Et pourtant, malgré cette reconnaissance judiciaire, malgré les conclusions claires du parquet et malgré l’évidence matérielle, l’auteur de la dénonciation continue de travailler en zone nucléaire. L’entreprise ne prend aucune mesure. Elle n’applique aucune sanction. Elle ne procède à aucun repositionnement. Pire encore, les informations internes consultées laissent entendre qu’elle l’aurait promu. De mon côté, EDF me licencie pour seulement vingt-neuf jours d’activité sur un autre site. Elle agit comme si déplacer un ingénieur expérimenté présentait plus de risques que maintenir l’accès d’un agent ayant dénoncé à tort un collègue à une installation classée. Vice EDF et ses hauts dirigeants.
C’est ici que l’affaire révèle son aspect le plus troublant.
Le dossier montre que cet agent possède un casier judiciaire non vierge. Or la loi ne laisse aucune place à l’ambiguïté. Pour travailler dans certaines zones nucléaires, un agent doit présenter un volet B3 exempt d’infractions incompatibles avec l’habilitation requise. Le principe d’honorabilité constitue une règle de sûreté, et non une simple recommandation. Pourtant, malgré ces exigences, malgré les alertes et malgré les procédures engagées, l’entreprise le maintient en fonction et lui accorde même une promotion. Lui, le lâche. Lui, l’incompétent.
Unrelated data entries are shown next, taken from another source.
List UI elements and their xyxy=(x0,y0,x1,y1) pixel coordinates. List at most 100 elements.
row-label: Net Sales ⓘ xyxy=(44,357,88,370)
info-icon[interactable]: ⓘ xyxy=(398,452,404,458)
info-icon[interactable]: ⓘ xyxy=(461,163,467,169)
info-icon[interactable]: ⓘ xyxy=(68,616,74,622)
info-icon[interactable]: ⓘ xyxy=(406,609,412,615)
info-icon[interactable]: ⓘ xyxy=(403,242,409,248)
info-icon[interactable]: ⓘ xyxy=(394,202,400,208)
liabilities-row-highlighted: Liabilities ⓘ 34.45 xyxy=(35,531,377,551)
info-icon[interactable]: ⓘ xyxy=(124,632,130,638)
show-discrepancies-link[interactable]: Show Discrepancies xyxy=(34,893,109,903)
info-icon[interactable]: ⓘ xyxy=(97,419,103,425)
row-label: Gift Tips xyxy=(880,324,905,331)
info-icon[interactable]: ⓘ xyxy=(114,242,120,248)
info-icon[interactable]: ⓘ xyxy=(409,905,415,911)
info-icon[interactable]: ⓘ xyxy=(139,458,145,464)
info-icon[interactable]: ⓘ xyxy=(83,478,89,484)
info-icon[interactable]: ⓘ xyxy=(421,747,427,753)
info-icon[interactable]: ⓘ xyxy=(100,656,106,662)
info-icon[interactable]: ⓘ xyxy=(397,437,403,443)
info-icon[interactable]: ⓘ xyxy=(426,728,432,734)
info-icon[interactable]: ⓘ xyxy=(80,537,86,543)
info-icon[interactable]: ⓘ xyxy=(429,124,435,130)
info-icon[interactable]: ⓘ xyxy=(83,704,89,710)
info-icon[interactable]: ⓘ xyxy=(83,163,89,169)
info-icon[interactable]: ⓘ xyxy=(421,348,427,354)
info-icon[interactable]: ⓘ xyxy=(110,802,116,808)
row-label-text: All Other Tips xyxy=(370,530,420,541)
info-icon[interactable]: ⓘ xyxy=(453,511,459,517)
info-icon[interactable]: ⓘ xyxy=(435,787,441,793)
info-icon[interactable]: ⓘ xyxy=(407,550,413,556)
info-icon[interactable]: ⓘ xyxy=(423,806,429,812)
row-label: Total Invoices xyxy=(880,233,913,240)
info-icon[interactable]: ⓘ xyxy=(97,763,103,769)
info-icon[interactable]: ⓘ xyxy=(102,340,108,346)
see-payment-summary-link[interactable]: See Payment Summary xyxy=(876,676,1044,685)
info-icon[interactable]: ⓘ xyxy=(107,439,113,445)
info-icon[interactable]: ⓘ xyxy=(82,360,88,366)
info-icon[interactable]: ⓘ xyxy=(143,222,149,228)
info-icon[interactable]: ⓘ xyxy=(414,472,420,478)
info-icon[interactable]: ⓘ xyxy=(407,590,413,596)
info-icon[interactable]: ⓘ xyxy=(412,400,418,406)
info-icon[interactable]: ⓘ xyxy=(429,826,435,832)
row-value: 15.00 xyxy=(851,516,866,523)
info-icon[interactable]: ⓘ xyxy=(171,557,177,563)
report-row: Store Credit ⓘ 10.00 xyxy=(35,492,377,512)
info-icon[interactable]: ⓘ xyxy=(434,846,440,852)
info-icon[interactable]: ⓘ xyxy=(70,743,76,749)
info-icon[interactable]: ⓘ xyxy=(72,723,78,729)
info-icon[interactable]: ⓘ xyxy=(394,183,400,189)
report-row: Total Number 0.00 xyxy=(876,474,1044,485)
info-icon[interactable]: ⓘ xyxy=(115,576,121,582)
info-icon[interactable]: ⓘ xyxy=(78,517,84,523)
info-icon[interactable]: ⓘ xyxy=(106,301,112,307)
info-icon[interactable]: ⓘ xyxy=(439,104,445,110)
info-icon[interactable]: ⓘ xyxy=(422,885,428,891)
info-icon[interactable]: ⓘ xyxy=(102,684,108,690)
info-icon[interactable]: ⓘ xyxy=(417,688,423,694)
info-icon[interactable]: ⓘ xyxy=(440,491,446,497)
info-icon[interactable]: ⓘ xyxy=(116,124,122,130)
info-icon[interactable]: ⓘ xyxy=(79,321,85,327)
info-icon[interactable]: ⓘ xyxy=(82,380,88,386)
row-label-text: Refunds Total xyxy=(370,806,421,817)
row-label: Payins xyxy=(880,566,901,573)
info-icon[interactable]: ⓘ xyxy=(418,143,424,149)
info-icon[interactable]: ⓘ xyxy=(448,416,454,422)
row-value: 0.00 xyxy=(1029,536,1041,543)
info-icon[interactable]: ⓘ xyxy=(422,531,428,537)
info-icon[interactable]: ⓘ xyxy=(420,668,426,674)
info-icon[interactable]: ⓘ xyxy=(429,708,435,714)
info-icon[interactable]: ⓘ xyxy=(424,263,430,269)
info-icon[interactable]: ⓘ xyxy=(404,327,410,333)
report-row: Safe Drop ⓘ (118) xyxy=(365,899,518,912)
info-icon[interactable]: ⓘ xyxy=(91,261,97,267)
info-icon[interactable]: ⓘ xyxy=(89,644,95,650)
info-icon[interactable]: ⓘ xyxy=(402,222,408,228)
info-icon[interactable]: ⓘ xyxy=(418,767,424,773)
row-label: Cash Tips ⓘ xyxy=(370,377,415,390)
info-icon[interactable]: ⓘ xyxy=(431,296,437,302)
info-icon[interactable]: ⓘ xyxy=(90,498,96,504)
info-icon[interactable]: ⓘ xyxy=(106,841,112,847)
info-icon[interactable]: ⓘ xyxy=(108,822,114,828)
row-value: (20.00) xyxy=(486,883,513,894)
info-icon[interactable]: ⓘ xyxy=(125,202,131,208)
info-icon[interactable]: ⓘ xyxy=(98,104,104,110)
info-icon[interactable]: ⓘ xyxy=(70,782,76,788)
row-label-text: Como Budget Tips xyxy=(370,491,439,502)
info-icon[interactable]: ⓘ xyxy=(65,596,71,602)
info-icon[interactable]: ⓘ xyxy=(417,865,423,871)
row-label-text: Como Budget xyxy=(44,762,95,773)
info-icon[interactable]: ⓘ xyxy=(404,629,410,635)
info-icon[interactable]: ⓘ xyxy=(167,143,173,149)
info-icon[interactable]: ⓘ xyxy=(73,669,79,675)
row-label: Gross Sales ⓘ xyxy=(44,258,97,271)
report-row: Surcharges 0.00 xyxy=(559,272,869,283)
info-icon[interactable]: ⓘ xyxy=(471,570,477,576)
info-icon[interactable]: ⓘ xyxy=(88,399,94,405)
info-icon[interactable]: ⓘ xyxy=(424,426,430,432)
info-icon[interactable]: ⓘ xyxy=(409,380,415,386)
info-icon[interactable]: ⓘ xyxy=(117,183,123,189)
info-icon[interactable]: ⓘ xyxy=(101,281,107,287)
Je reste la seule personne sanctionnée dans cette affaire. EDF protège l’agent qui m’a accusé à tort. Elle le maintient à son poste et considère le dossier clos. Voilà sans doute l’élément le plus incompréhensible. Dans une industrie qui exige l’excellence humaine, l’intégrité technique et la fiabilité absolue des comportements, la direction accepte qu’un auteur de dénonciation mensongère continue de travailler sur un site aussi sensible. Pendant ce temps, moi, ingénieur innocent reconnu comme victime par la justice, je me retrouve écarté.
Ainsi se résume mon histoire. Une affaire qui révèle moins une défaillance individuelle qu’un dysfonctionnement structurel, où la gestion interne semble parfois se construire en dépit de la logique et de la loi. Six ans pour avoir une réparation de 100 euros de la justice des Ardennes alors que la Procureure demandait 12 mois de prison avec sursis ! Une honte cette justice des Ardennes ! Une honte ! »
Conclusion d’Elektron-Vert
Pour l’association Elektron-Vert, cette affaire ne constitue pas seulement un drame humain, mais un signal d’alarme grave concernant la gouvernance interne des sites nucléaires français. Elle révèle une institution capable de sacrifier un salarié innocent plutôt que de reconnaître des erreurs de procédure, et prête à maintenir en activité un agent mis en cause pour une dénonciation mensongère, alors même que le principe d’honorabilité exigé par l’habilitation nucléaire devrait empêcher une telle situation.
Elektron-Vert rappelle qu’EDF n’est pas au-dessus des lois. La sûreté nucléaire repose sur la transparence, la fiabilité et le respect scrupuleux des règles, et non sur des décisions arbitraires ou des promotions en dépit du bon sens. L’entreprise a une obligation absolue de garantir que les personnes travaillant en zone nucléaire soient irréprochables au regard du volet B3 et de leurs comportements professionnels.
Dans ce dossier, rien de tel n’a été fait. L’agent ayant formulé une accusation mensongère reste en poste. Le salarié innocent est licencié. Et la direction, parfaitement informée, n’a entrepris aucune action corrective.
Elektron-Vert exige que lumière soit faite sur les mécanismes internes qui ont conduit à une telle aberration. La crédibilité de la filière nucléaire repose sur des responsabilités que nul ne peut ignorer.